После встречи с пионом, но до того, как Фрэнсису исполнилось четыре года, он узнал, что Белла-Мэй — Ужасная. Она была некрасива, если не откровенно уродлива, а взрослые женщины обязаны быть красивыми, как мама, и пахнуть дорогими духами, а не крахмалом. Белла-Мэй регулярно чистила зубы коричневым мылом, и Фрэнсиса тоже заставляла, хотя в детской всегда был зубной порошок. Это было Ужасно. Еще Ужаснее было ее неуважение к святым образам, которые висели на стене детской. Тут были ярко раскрашенные портреты короля Эдуарда VII и королевы Александры, и раз в месяц Белла-Мэй скоблила их стекла порошком «Бон ами», бормоча себе под нос: «Ну-ка, пожалуйте умываться». Если бы майор это знал, он бы задал Белле-Мэй. Но он, конечно, не знал, потому что Фрэнсис не был ябедой, — Белла-Мэй терпеть не могла ябед. Но Фрэнсис был наблюдателен и вел мысленное досье на Беллу-Мэй. Если бы родители Фрэнсиса могли заглянуть в это досье, они бы, несомненно, ее уволили.

Взять хотя бы ее дерзость по отношению еще к одной картине, висевшей в детской: изображению Некой Особы. Белла-Мэй терпеть не могла идолов; она принадлежала к немногочисленной в Блэрлогги пастве Армии спасения и точно знала, что правильно, а что нет. Изображение Некой Особы, тем более в детской, не имело права существовать.

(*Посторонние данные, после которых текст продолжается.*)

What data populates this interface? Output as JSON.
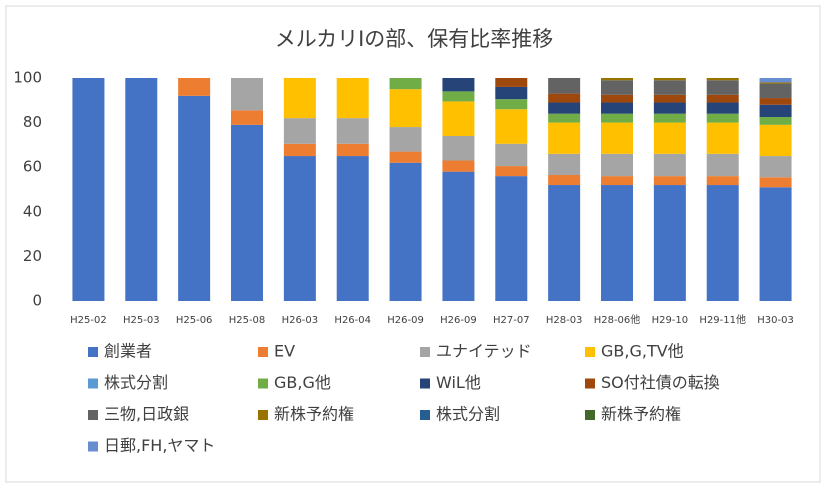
{
  "chart_data": {
    "type": "stacked_bar",
    "title": "メルカリIの部、保有比率推移",
    "categories": [
      "H25-02",
      "H25-03",
      "H25-06",
      "H25-08",
      "H26-03",
      "H26-04",
      "H26-09",
      "H26-09",
      "H27-07",
      "H28-03",
      "H28-06他",
      "H29-10",
      "H29-11他",
      "H30-03"
    ],
    "series": [
      {
        "name": "創業者",
        "color": "#4472c4",
        "values": [
          100,
          100,
          92,
          79,
          65,
          65,
          62,
          58,
          56,
          52,
          52,
          52,
          52,
          51
        ]
      },
      {
        "name": "EV",
        "color": "#ed7d31",
        "values": [
          0,
          0,
          8,
          6.5,
          5.5,
          5.5,
          5,
          5,
          4.5,
          4.5,
          4,
          4,
          4,
          4.5
        ]
      },
      {
        "name": "ユナイテッド",
        "color": "#a5a5a5",
        "values": [
          0,
          0,
          0,
          14.5,
          11.5,
          11.5,
          11,
          11,
          10,
          9.5,
          10,
          10,
          10,
          9.5
        ]
      },
      {
        "name": "GB,G,TV他",
        "color": "#ffc000",
        "values": [
          0,
          0,
          0,
          0,
          18,
          18,
          17,
          15.5,
          15.5,
          14,
          14,
          14,
          14,
          14
        ]
      },
      {
        "name": "株式分割",
        "color": "#5b9bd5",
        "values": [
          0,
          0,
          0,
          0,
          0,
          0,
          0,
          0,
          0,
          0,
          0,
          0,
          0,
          0
        ]
      },
      {
        "name": "GB,G他",
        "color": "#70ad47",
        "values": [
          0,
          0,
          0,
          0,
          0,
          0,
          5,
          4.5,
          4.5,
          4,
          4,
          4,
          4,
          3.5
        ]
      },
      {
        "name": "WiL他",
        "color": "#264478",
        "values": [
          0,
          0,
          0,
          0,
          0,
          0,
          0,
          6,
          5.5,
          5,
          5,
          5,
          5,
          5.5
        ]
      },
      {
        "name": "SO付社債の転換",
        "color": "#9e480e",
        "values": [
          0,
          0,
          0,
          0,
          0,
          0,
          0,
          0,
          4,
          4,
          3.5,
          3.5,
          3.5,
          3
        ]
      },
      {
        "name": "三物,日政銀",
        "color": "#636363",
        "values": [
          0,
          0,
          0,
          0,
          0,
          0,
          0,
          0,
          0,
          7,
          6.5,
          6.5,
          6.5,
          6.5
        ]
      },
      {
        "name": "新株予約権",
        "color": "#997300",
        "values": [
          0,
          0,
          0,
          0,
          0,
          0,
          0,
          0,
          0,
          0,
          1,
          1,
          1,
          0.5
        ]
      },
      {
        "name": "株式分割",
        "color": "#255e91",
        "values": [
          0,
          0,
          0,
          0,
          0,
          0,
          0,
          0,
          0,
          0,
          0,
          0,
          0,
          0
        ]
      },
      {
        "name": "新株予約権",
        "color": "#43682b",
        "values": [
          0,
          0,
          0,
          0,
          0,
          0,
          0,
          0,
          0,
          0,
          0,
          0,
          0,
          0
        ]
      },
      {
        "name": "日郵,FH,ヤマト",
        "color": "#698ed0",
        "values": [
          0,
          0,
          0,
          0,
          0,
          0,
          0,
          0,
          0,
          0,
          0,
          0,
          0,
          2
        ]
      }
    ],
    "ylim": [
      0,
      100
    ],
    "yticks": [
      0,
      20,
      40,
      60,
      80,
      100
    ],
    "grid": false
  }
}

Разумеется, она не могла ни убрать картину, ни даже перевесить ее в другое место: картину повесила у кроватки Фрэнсиса тетя, мисс Мария-Бенедетта Макрори, которую точнее было бы называть двоюродной бабушкой. Белла-Мэй не единственная косилась на изображения Некой Особы: майор тоже был недоволен, но решил не затевать ссору с тетушкой и терпеть, так как у детей и женщин всегда бывают разные причуды, связанные с религией. А когда мальчик подрастет, отец, разумеется, покончит со всей этой ерундой. Так что картина висела себе — ярко раскрашенное изображение Иисуса. Он печально улыбался, словно зрелище, представшее большим карим глазам, причиняло Ему боль. Он был в синем хитоне и простирал к зрителю белые руки в традиционном жесте, как бы говоря: «Приидите ко мне». Он словно плавал в небе на фоне множества звезд.

Время от времени тетя Мэри-Бен приходила «пошептаться по секрету» с Фрэнсисом.

— Когда молишься, посмотри сначала на Иисуса, потом закрой глазки, но представляй себе картинку, как будто она перед тобой.